Ainda assim, cruzando as declarações públicas do Ministro, as posições – por vezes contraditórias – de alguns sindicatos e as garantias informais prestadas à comunicação social, é possível identificar os contornos gerais do novo modelo: a chamada Base Nacional Única de Candidatos será parcialmente gerida com recurso a inteligência artificial; os Quadros de Zona Pedagógica não serão extintos, (segundo garantia do Ministro, à margem do documento oficial); e o Concurso de Mobilidade Interna – mecanismo que colocou mais de 17 000 professores em 2025/2026 – será eliminado. Como funcionará este novo modelo na prática? Quais os critérios que orientarão as decisões? São perguntas legítimas às quais o Ministro, uma vez mais, responde de forma evasiva e com a habitual falsa candura de quem ainda não sabe. Fica a nota.

Até ao ano letivo 2023/2024, a colocação em mobilidade interna permitia a recondução até ao limite de quatro anos. Com a aplicação do novo regime em 2024/2025 (DL n.º 32-A/2023), a colocação em mobilidade interna passou a ser anual e sem possibilidade de recondução.
fonte: https://metaprof.pt/e_mobilidade_interna/
O diagnóstico do Ministério não está errado: o atual sistema de recrutamento é, de facto, fragmentado e moroso. Existem vagas que ficam por preencher apesar de haver candidatos disponíveis. A carreira docente sofre uma grave crise de atratividade, fruto da recorrente incompetência de sucessivos ministros da Educação.
Todavia, Fernando Alexandre omite a genealogia dos problemas. Este sistema não nasceu complexo e incoerente, nem os candidatos têm qualquer responsabilidade na sua gestão. Ele é o resultado de sucessivas alterações protagonizadas por diferentes ministros que, no seu impulso reformista, foram sobrepondo decisões legislativas (decretos, regulamentos, portarias…) à medida das suas intenções político-partidárias, em detrimento da coerência sistémica. O labirinto burocrático atual é a herança direta dessas intervenções. O diagnóstico do Ministro é, em larga medida, correto; porém, a amnésia seletiva que o sustenta é difícil de aceitar.
O Concurso de Mobilidade Interna como Necessidade Social
O Concurso de Mobilidade Interna, ironicamente designado pelos professores como “mobilidade eterna”, é um mecanismo de aproximação dos docentes à sua área de residência. Para muitos professores, sobretudo os que se encontram na fase mais avançada da carreira, com uma média de idades próxima dos 52 anos, essa aproximação é essencial para garantir equilíbrio entre a vida profissional e familiar, bem como, para que possam exercer a atividade pedagógica com qualidade numa etapa em que o desgaste físico e as exigências de saúde se tornam, naturalmente, mais prementes.

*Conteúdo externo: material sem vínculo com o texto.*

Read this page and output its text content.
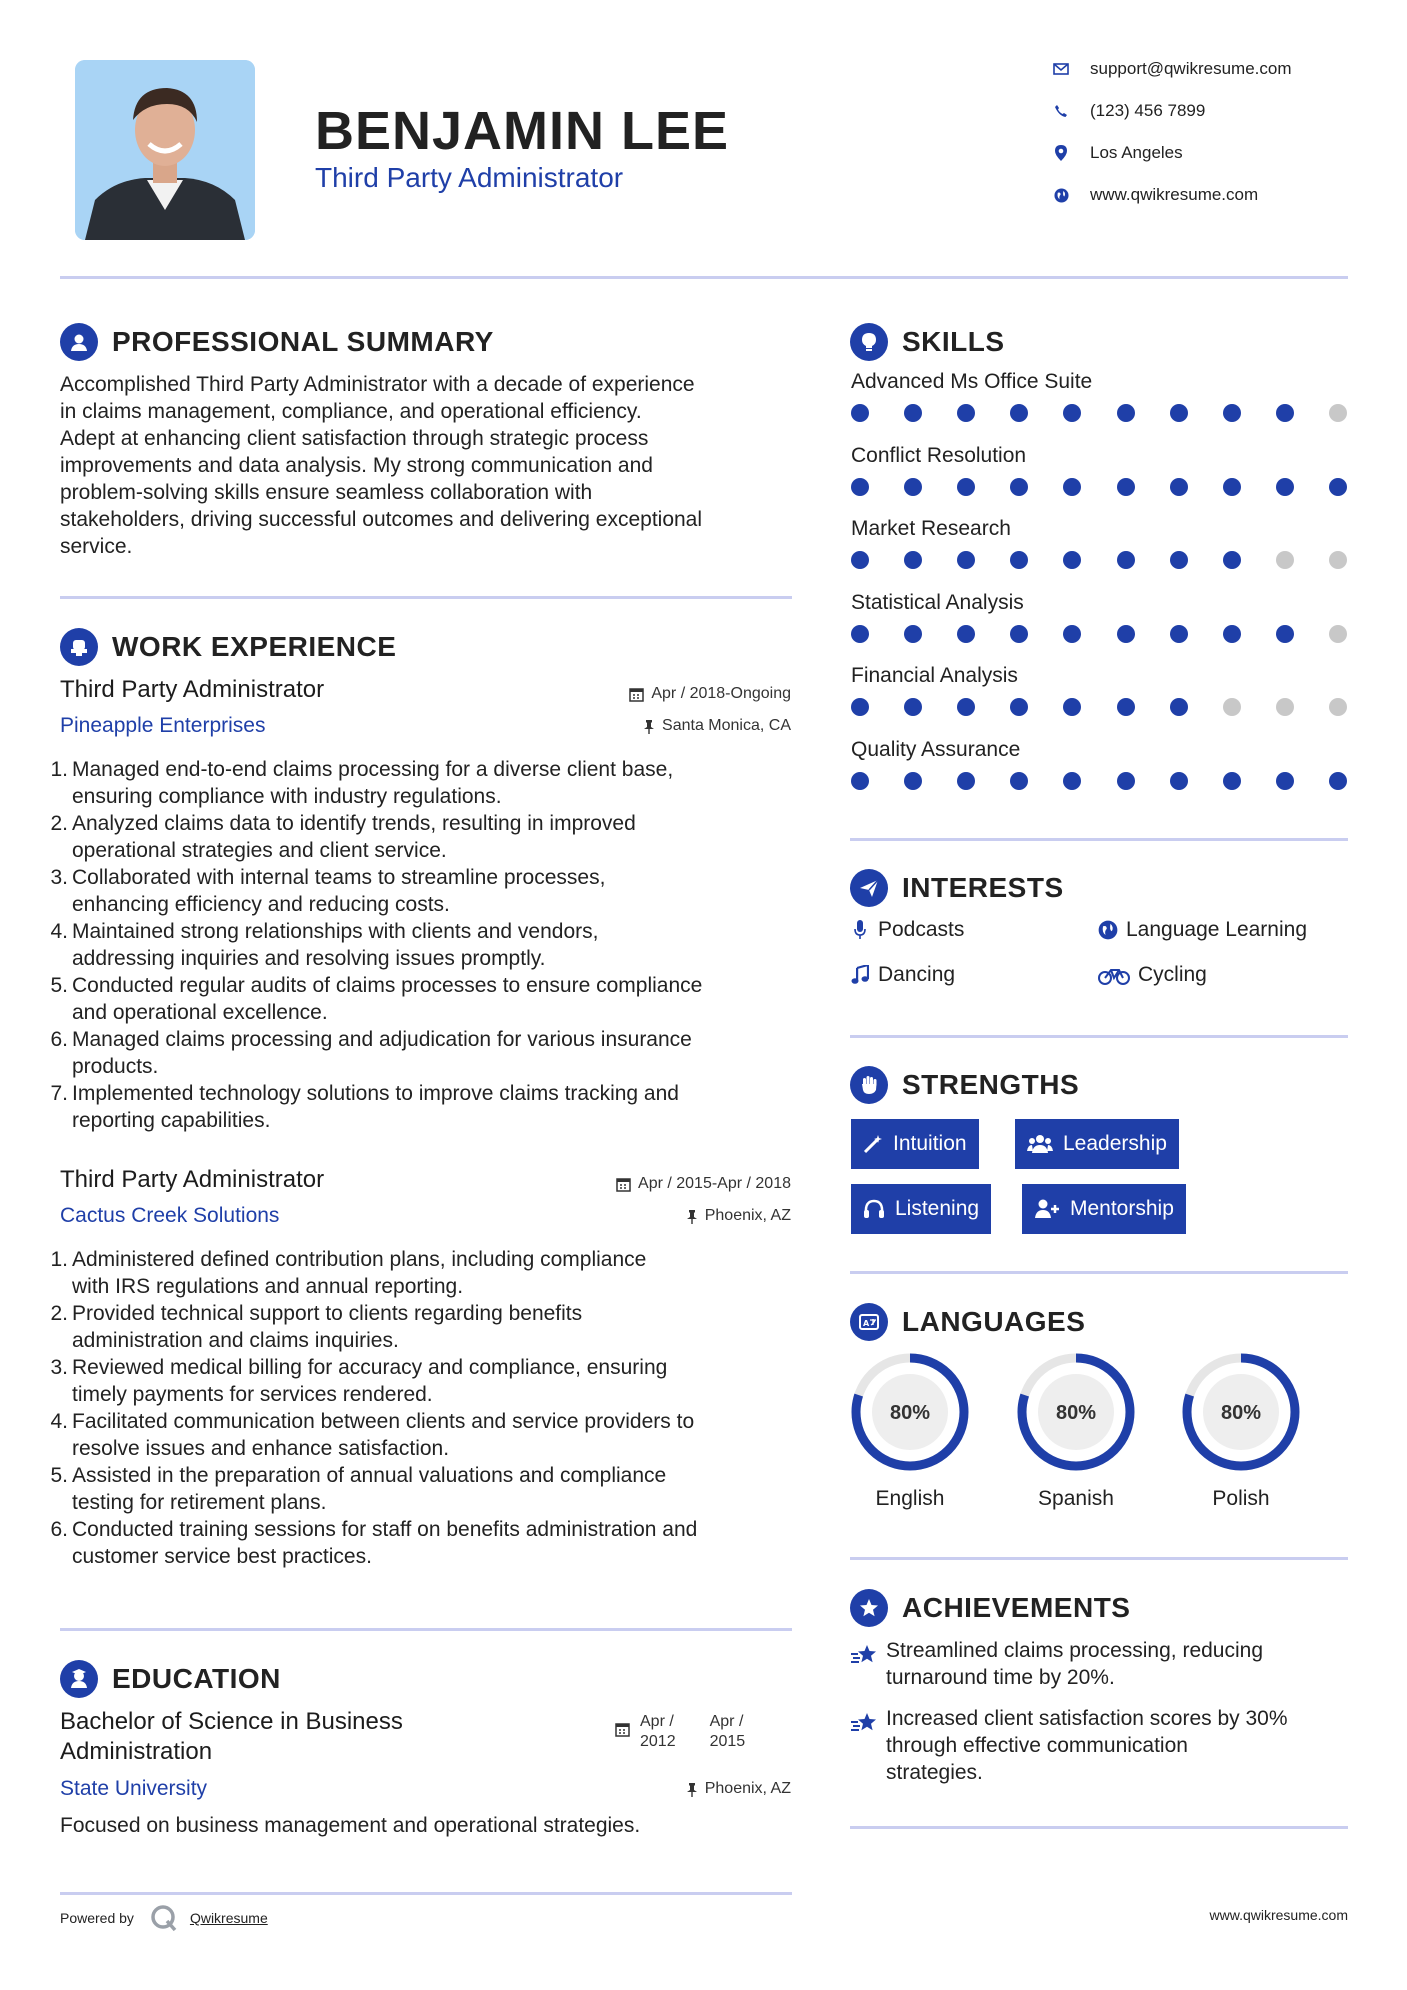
BENJAMIN LEE
Third Party Administrator
support@qwikresume.com
(123) 456 7899
Los Angeles
www.qwikresume.com
PROFESSIONAL SUMMARY
Accomplished Third Party Administrator with a decade of experience
in claims management, compliance, and operational efficiency.
Adept at enhancing client satisfaction through strategic process
improvements and data analysis. My strong communication and
problem-solving skills ensure seamless collaboration with
stakeholders, driving successful outcomes and delivering exceptional
service.
WORK EXPERIENCE
Third Party Administrator
Pineapple Enterprises
Apr / 2018-Ongoing
Santa Monica, CA
1. Managed end-to-end claims processing for a diverse client base,
ensuring compliance with industry regulations.
2. Analyzed claims data to identify trends, resulting in improved
operational strategies and client service.
3. Collaborated with internal teams to streamline processes,
enhancing efficiency and reducing costs.
4. Maintained strong relationships with clients and vendors,
addressing inquiries and resolving issues promptly.
5. Conducted regular audits of claims processes to ensure compliance
and operational excellence.
6. Managed claims processing and adjudication for various insurance
products.
7. Implemented technology solutions to improve claims tracking and
reporting capabilities.
Third Party Administrator
Cactus Creek Solutions
Apr / 2015-Apr / 2018
Phoenix, AZ
1. Administered defined contribution plans, including compliance
with IRS regulations and annual reporting.
2. Provided technical support to clients regarding benefits
administration and claims inquiries.
3. Reviewed medical billing for accuracy and compliance, ensuring
timely payments for services rendered.
4. Facilitated communication between clients and service providers to
resolve issues and enhance satisfaction.
5. Assisted in the preparation of annual valuations and compliance
testing for retirement plans.
6. Conducted training sessions for staff on benefits administration and
customer service best practices.
EDUCATION
Bachelor of Science in Business
Administration
State University
Apr /
2012
Apr /
2015
Phoenix, AZ
Focused on business management and operational strategies.
SKILLS
Advanced Ms Office Suite
Conflict Resolution
Market Research
Statistical Analysis
Financial Analysis
Quality Assurance
INTERESTS
Podcasts	Language Learning
Dancing	Cycling
STRENGTHS
Intuition	Leadership
Listening	Mentorship
A LANGUAGES
80%
English
80%
Spanish
80%
Polish
ACHIEVEMENTS
Streamlined claims processing, reducing
turnaround time by 20%.
Increased client satisfaction scores by 30%
through effective communication
strategies.
Powered by	Qwikresume	www.qwikresume.com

Após longos anos de instabilidade e precariedade laboral, a implementação do Decreto-Lei n.º 32-A/2023, no ano letivo 2024/2025, introduziu alterações estruturais que tiveram impacto no universo de candidatos a este concurso. Destacam-se a redefinição dos Quadros de Zona Pedagógica (QZP) – que passaram de 10 para 63 áreas geográficas mais restritas – e o aumento de vagas para vinculação, fatores que impulsionaram o número de candidatos.
Este fluxo crescente de docentes, com uma média de idades fixada nos 48,2 anos em 2025/2026 , reforça a função da Mobilidade Interna como um mecanismo essencial de estabilização social e aproximação à residência para profissionais que se encontram a cerca de duas décadas da reforma.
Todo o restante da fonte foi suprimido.